Poster Presentation 39th Annual Lorne Genome Conference 2018

Electron microscopy of human telomerase (#127)

Scott Cohen 1 , Rosalba Rothnagel 2 , Tram Phan 3 , George Lovrecz 3 , Tim Adams 3 , Tracy Bryan 1 , Michael Parker 4 , Ben Hankamer 2
  1. Children's Medical Research Institute, Westmead, NSW, Australia
  2. Institute for Molecular Bioscience, University of Queensland, St. Lucia, QLD, Australia
  3. CSIRO Biomedical Manufacturing, Clayton, VIC, Australia
  4. St. Vincent's Institute for Medical Research, Fitzroy, VIC, Australia

Telomeres, the repetitive DNA-protein complexes at the ends of linear chromosomes, shorten with each cycle of DNA replication, providing a counting mechanism to limit the number of times a cell can divide. Most cancer cells have activated the ribonucleoprotein enzyme telomerase to add telomeric DNA repeats and counteract telomere shortening, allowing for unlimited proliferation.

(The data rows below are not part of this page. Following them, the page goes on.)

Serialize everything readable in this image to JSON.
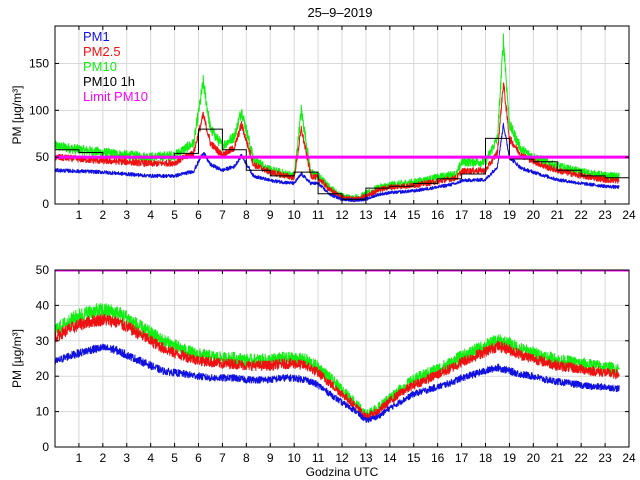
{
  "figure_title": "25–9–2019",
  "colors": {
    "pm1": "#1010e0",
    "pm25": "#ee1111",
    "pm10": "#11ee11",
    "pm10_1h": "#000000",
    "limit": "#ff00ff",
    "grid": "#d9d9d9",
    "axes": "#000000"
  },
  "chart_data": [
    {
      "type": "line",
      "title": "25–9–2019",
      "xlabel": "",
      "ylabel": "PM [µg/m³]",
      "xlim": [
        0,
        24
      ],
      "ylim": [
        0,
        190
      ],
      "xticks": [
        1,
        2,
        3,
        4,
        5,
        6,
        7,
        8,
        9,
        10,
        11,
        12,
        13,
        14,
        15,
        16,
        17,
        18,
        19,
        20,
        21,
        22,
        23,
        24
      ],
      "yticks": [
        0,
        50,
        100,
        150
      ],
      "grid": true,
      "legend_position": "top-left",
      "limit": {
        "name": "Limit PM10",
        "value": 50
      },
      "series": [
        {
          "name": "PM1",
          "key": "pm1",
          "x": [
            0,
            1,
            2,
            3,
            4,
            5,
            5.8,
            6.2,
            6.5,
            7,
            7.5,
            7.8,
            8.3,
            9,
            10,
            10.3,
            10.7,
            11,
            11.5,
            12,
            12.5,
            13,
            13.5,
            14,
            15,
            16,
            16.8,
            17,
            18,
            18.5,
            18.75,
            19,
            19.5,
            20,
            20.5,
            21,
            22,
            23,
            23.5
          ],
          "values": [
            36,
            35,
            34,
            32,
            30,
            30,
            35,
            55,
            42,
            36,
            40,
            52,
            30,
            25,
            22,
            32,
            22,
            22,
            10,
            5,
            4,
            5,
            10,
            12,
            14,
            18,
            22,
            25,
            26,
            40,
            85,
            50,
            38,
            34,
            30,
            26,
            22,
            19,
            18
          ]
        },
        {
          "name": "PM2.5",
          "key": "pm25",
          "x": [
            0,
            1,
            2,
            3,
            4,
            5,
            5.8,
            6.2,
            6.5,
            7,
            7.5,
            7.8,
            8.3,
            9,
            10,
            10.3,
            10.7,
            11,
            11.5,
            12,
            12.5,
            13,
            13.5,
            14,
            15,
            16,
            16.8,
            17,
            18,
            18.5,
            18.75,
            19,
            19.5,
            20,
            20.5,
            21,
            22,
            23,
            23.5
          ],
          "values": [
            50,
            48,
            46,
            45,
            43,
            44,
            55,
            95,
            65,
            52,
            60,
            85,
            42,
            34,
            28,
            80,
            30,
            28,
            15,
            7,
            5,
            8,
            15,
            18,
            20,
            24,
            28,
            35,
            36,
            55,
            130,
            70,
            52,
            46,
            40,
            36,
            30,
            26,
            25
          ]
        },
        {
          "name": "PM10",
          "key": "pm10",
          "x": [
            0,
            1,
            2,
            3,
            4,
            5,
            5.8,
            6.2,
            6.5,
            7,
            7.5,
            7.8,
            8.3,
            9,
            10,
            10.3,
            10.7,
            11,
            11.5,
            12,
            12.5,
            13,
            13.5,
            14,
            15,
            16,
            16.8,
            17,
            18,
            18.5,
            18.75,
            19,
            19.5,
            20,
            20.5,
            21,
            22,
            23,
            23.5
          ],
          "values": [
            62,
            58,
            55,
            52,
            50,
            52,
            65,
            130,
            80,
            62,
            72,
            100,
            48,
            36,
            30,
            100,
            33,
            30,
            17,
            8,
            6,
            10,
            17,
            20,
            23,
            28,
            32,
            45,
            45,
            70,
            175,
            85,
            58,
            50,
            45,
            40,
            34,
            30,
            29
          ]
        },
        {
          "name": "PM10 1h",
          "key": "pm10_1h",
          "step": true,
          "x": [
            0,
            1,
            2,
            3,
            4,
            5,
            6,
            7,
            8,
            9,
            10,
            11,
            12,
            13,
            14,
            15,
            16,
            17,
            18,
            19,
            20,
            21,
            22,
            23
          ],
          "values": [
            58,
            55,
            51,
            49,
            49,
            54,
            80,
            58,
            36,
            30,
            34,
            11,
            5,
            17,
            19,
            22,
            27,
            32,
            70,
            48,
            45,
            36,
            30,
            28
          ]
        }
      ]
    },
    {
      "type": "line",
      "title": "",
      "xlabel": "Godzina UTC",
      "ylabel": "PM [µg/m³]",
      "xlim": [
        0,
        24
      ],
      "ylim": [
        0,
        50
      ],
      "xticks": [
        1,
        2,
        3,
        4,
        5,
        6,
        7,
        8,
        9,
        10,
        11,
        12,
        13,
        14,
        15,
        16,
        17,
        18,
        19,
        20,
        21,
        22,
        23,
        24
      ],
      "yticks": [
        0,
        10,
        20,
        30,
        40,
        50
      ],
      "grid": true,
      "limit": {
        "name": "Limit PM10",
        "value": 50
      },
      "series": [
        {
          "name": "PM1",
          "key": "pm1",
          "x": [
            0,
            0.5,
            1,
            1.5,
            2,
            2.5,
            3,
            3.5,
            4,
            4.5,
            5,
            5.5,
            6,
            6.5,
            7,
            7.5,
            8,
            8.5,
            9,
            9.5,
            10,
            10.5,
            11,
            11.5,
            12,
            12.5,
            13,
            13.5,
            14,
            14.5,
            15,
            15.5,
            16,
            16.5,
            17,
            17.5,
            18,
            18.5,
            19,
            19.5,
            20,
            20.5,
            21,
            21.5,
            22,
            22.5,
            23,
            23.5
          ],
          "values": [
            24,
            25.5,
            26.5,
            27.5,
            28,
            27.5,
            26,
            24.5,
            23,
            21.5,
            21,
            20.5,
            20,
            19.5,
            19.5,
            19.5,
            19,
            19,
            19,
            19.5,
            19.5,
            19,
            17.5,
            15,
            12.5,
            10.5,
            7.5,
            8.5,
            11,
            13,
            15,
            16,
            17,
            18,
            19.5,
            20.5,
            21.5,
            22.5,
            21.5,
            20.5,
            20,
            19,
            18.5,
            18,
            17.5,
            17,
            17,
            16.5
          ]
        },
        {
          "name": "PM2.5",
          "key": "pm25",
          "x": [
            0,
            0.5,
            1,
            1.5,
            2,
            2.5,
            3,
            3.5,
            4,
            4.5,
            5,
            5.5,
            6,
            6.5,
            7,
            7.5,
            8,
            8.5,
            9,
            9.5,
            10,
            10.5,
            11,
            11.5,
            12,
            12.5,
            13,
            13.5,
            14,
            14.5,
            15,
            15.5,
            16,
            16.5,
            17,
            17.5,
            18,
            18.5,
            19,
            19.5,
            20,
            20.5,
            21,
            21.5,
            22,
            22.5,
            23,
            23.5
          ],
          "values": [
            31,
            33,
            34.5,
            35.5,
            36,
            35.5,
            34,
            32,
            30,
            28,
            26.5,
            25.5,
            24.5,
            24,
            23.5,
            23.5,
            23,
            23,
            23,
            23.5,
            23.5,
            23,
            21,
            18,
            15,
            12,
            8.5,
            10,
            13,
            15.5,
            17.5,
            19,
            20.5,
            22,
            24,
            25.5,
            27,
            28.5,
            27.5,
            26,
            25,
            24,
            23,
            22.5,
            22,
            21.5,
            21,
            20.5
          ]
        },
        {
          "name": "PM10",
          "key": "pm10",
          "x": [
            0,
            0.5,
            1,
            1.5,
            2,
            2.5,
            3,
            3.5,
            4,
            4.5,
            5,
            5.5,
            6,
            6.5,
            7,
            7.5,
            8,
            8.5,
            9,
            9.5,
            10,
            10.5,
            11,
            11.5,
            12,
            12.5,
            13,
            13.5,
            14,
            14.5,
            15,
            15.5,
            16,
            16.5,
            17,
            17.5,
            18,
            18.5,
            19,
            19.5,
            20,
            20.5,
            21,
            21.5,
            22,
            22.5,
            23,
            23.5
          ],
          "values": [
            33,
            35,
            37,
            38,
            38.5,
            38,
            36.5,
            34,
            32,
            30,
            28.5,
            27,
            26,
            25.5,
            25,
            25,
            24.5,
            24.5,
            24.5,
            25,
            25,
            24.5,
            22.5,
            19.5,
            16,
            13,
            9,
            11,
            14,
            16.5,
            19,
            20.5,
            22,
            23.5,
            25.5,
            27,
            28.5,
            30,
            29,
            27.5,
            26.5,
            25.5,
            24.5,
            24,
            23.5,
            23,
            22.5,
            22
          ]
        }
      ]
    }
  ]
}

Although inhibition of telomerase has been considered a promising approach to cancer therapy for more than two decades, its low cellular abundance (~50-100 copies/cell) and challenging biochemistry have stymied development of small-molecule inhibitors.

 

We reported the purification and composition of the core human telomerase enzyme complex, consisting of two molecules each of: i) the telomerase reverse transcriptase catalytic protein; ii) telomerase RNA; and iii) the RNA-binding protein dyskerin (1). Building on this knowledge we developed an over-expression system in suspension HEK-293T cells that yields ~400-fold greater activity over endogenous levels; this system is providing sufficient telomerase for electron microscopy studies. We have determined a low-resolution structure by negative-stain EM, revealing an elongated, bilobal structure. We are currently in the early stages of imaging with cryo-EM, experimenting with functionalised derivatives of graphene to immobilise particles on the grid before vitrification. Our long-term aim is to apply structure-guided design to the development of small-molecule telomerase inhibitors.

 

(1) Cohen SB, et al. (2007) Science, 315, pp 1850-1853.